En mayo de este año presentó en Cannes su última obra, y ya tiene un nuevo proyecto entre las manos. O, al menos, Jeff Nichols está comenzando negociaciones con Chernin Enternainment para realizar una nueva obra, que llevaría por título The Boy Who Played With Fusion. Y es que la carrera de Jeff Nichols está siendo fulgurante, pues en dos años ha realizado dos obras portentosas: la primera, Take Shelter, ganadora del Premio de la Semana de la Crítica de Cannes; y la segunda, Mud, presentada en la Sección oficial del Festival de este año.

The Boy Who Played With Fusion se basa en un artículo de prensa publicado en Popular Mechanics, donde apareció la historia real de un niño de Arkansas de 14 años, Taylor Wilson, que logró realizar con éxito, a edad precoz, una fusión nuclear. El artículo detalla las posibilidades que los padres han dado al niño para realizar sus experimentos, incluida la compra de todos los artefactos necesarios. Y esta hazaña que tiene una honda motivación: su abuela estaba enferma de cáncer y a través de la experimentación con la fusión nuclear podía lograr matar las células cancerígenas y salvar las células sanas.

Lo interesante es que esta narración será contrastada con la vida de otro niño prodigio cuyos padres, en cambio, no disponían de medios suficientes para satisfacer sus ansias de experimentación, por lo que no pudo desarrollar todas sus capacidades. Así, una historia de superación se camufla en una crítica al sistema educativo estadounidense y a la fuerte competitividad que rige su sociedad. A mí me recuerda, en este aspecto, a A Room of One's Own (Un cuarto propio), de Virginia Woolf, donde parte de la siguiente tesis: una mujer, pese a sus grandes dotes literarias, no puede escribir grandes obras si no dispone de dinero ni de un cuarto propio. Así, ambos autores quieren descubrirnos que un progreso cultural o científico requiere de algunos medios que la sociedad niega a menudo.

Jeff Nichols tiene ya experiencia en la aproximación cinematográfica a la infancia, tal y como demostró en Mud. En ella, dos niños descubren un fugitivo oculto en una isla y fabulan con su figura, porque para los niños es la única forma de asimilar la presencia extraña del fugitivo es mediante un relato. De este modo, la cámara no busca el realismo, sino la construcción de un mito, de modo que siempre filma desde la altura de los niños, engrandeciendo los espacios que recorre, la naturaleza que desborda, pues todo es mirada de ensueño de unos niños que descubren el mundo. La cámara dota de monumentalidad a través de travellings pausados pero con un dinamismo interno que dota de un sentido mítico a la imagen. Y dominan los planos medios y lejanos, pues el relato requiere de un espacio inmenso que lo genere.
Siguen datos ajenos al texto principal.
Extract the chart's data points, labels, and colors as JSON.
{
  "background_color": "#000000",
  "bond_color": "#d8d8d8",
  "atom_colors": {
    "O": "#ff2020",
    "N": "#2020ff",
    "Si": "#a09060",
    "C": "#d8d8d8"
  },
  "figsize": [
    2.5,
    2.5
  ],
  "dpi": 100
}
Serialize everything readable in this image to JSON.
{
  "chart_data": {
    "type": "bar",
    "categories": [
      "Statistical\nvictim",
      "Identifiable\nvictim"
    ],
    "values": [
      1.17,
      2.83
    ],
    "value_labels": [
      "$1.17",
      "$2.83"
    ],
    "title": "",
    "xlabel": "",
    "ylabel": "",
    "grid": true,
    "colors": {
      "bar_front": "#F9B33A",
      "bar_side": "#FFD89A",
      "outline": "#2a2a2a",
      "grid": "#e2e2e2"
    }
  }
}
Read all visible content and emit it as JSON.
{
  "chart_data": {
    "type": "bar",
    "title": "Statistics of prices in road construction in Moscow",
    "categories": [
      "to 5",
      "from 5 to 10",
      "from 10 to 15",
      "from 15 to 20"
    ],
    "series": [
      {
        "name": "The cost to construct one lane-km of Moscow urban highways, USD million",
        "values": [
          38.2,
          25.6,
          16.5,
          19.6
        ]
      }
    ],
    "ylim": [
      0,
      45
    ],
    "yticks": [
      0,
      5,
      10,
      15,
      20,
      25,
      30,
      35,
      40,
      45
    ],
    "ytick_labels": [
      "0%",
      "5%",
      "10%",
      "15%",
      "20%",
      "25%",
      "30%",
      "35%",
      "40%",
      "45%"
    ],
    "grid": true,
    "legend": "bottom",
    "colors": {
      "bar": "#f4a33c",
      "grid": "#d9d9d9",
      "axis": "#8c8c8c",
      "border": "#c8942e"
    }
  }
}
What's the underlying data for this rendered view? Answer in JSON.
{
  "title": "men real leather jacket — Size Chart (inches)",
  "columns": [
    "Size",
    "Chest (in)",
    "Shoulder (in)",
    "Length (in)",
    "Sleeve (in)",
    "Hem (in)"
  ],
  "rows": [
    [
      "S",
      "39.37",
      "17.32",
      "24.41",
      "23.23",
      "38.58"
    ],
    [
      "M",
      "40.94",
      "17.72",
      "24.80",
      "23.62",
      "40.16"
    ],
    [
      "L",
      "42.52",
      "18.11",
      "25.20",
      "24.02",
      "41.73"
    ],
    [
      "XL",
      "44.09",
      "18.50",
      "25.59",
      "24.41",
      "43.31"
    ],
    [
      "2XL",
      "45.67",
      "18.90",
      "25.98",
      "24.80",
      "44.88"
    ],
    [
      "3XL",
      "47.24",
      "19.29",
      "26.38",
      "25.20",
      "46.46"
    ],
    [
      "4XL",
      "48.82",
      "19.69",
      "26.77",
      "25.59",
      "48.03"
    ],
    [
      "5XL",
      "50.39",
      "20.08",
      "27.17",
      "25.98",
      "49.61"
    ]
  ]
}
Finalmente, la destrucción del mito es la destrucción de la infancia. ¿Recurrirá en The Boy Who Played With Fusion a los mismos recursos? Quizá el ánimo de crítica social que palpita en la narración bloquee este recurso al mito, pero seguro que el tratamiento de las relaciones familiares lo hace desde la perspectiva del niño, otorgando un toque naif pero bello e intenso a las emociones.

Jeff Nichols es un nuevo nombre que ha entrado con fuerza en Hollywood, introduciendo maneras clásicas en un mundo saturado de efectos especiales. Su confianza en una narración sólida, con escapes a la subjetividad de los personajes, y la búsqueda de una cierta épica, permiten crear en su filmografía una interesante síntesis entre clasicismo y desengaño, entre mito y destrucción del mismo. Una voz que fusiona la mejor tradición del cine estadounidense, con nombres como John Ford, con problemas contemporáneos, como demostró en Take Shelter, o con una propuesta poética siguiendo la estela de The Tree of Life, de Terrence Malick, tal y como ocurre en Mud.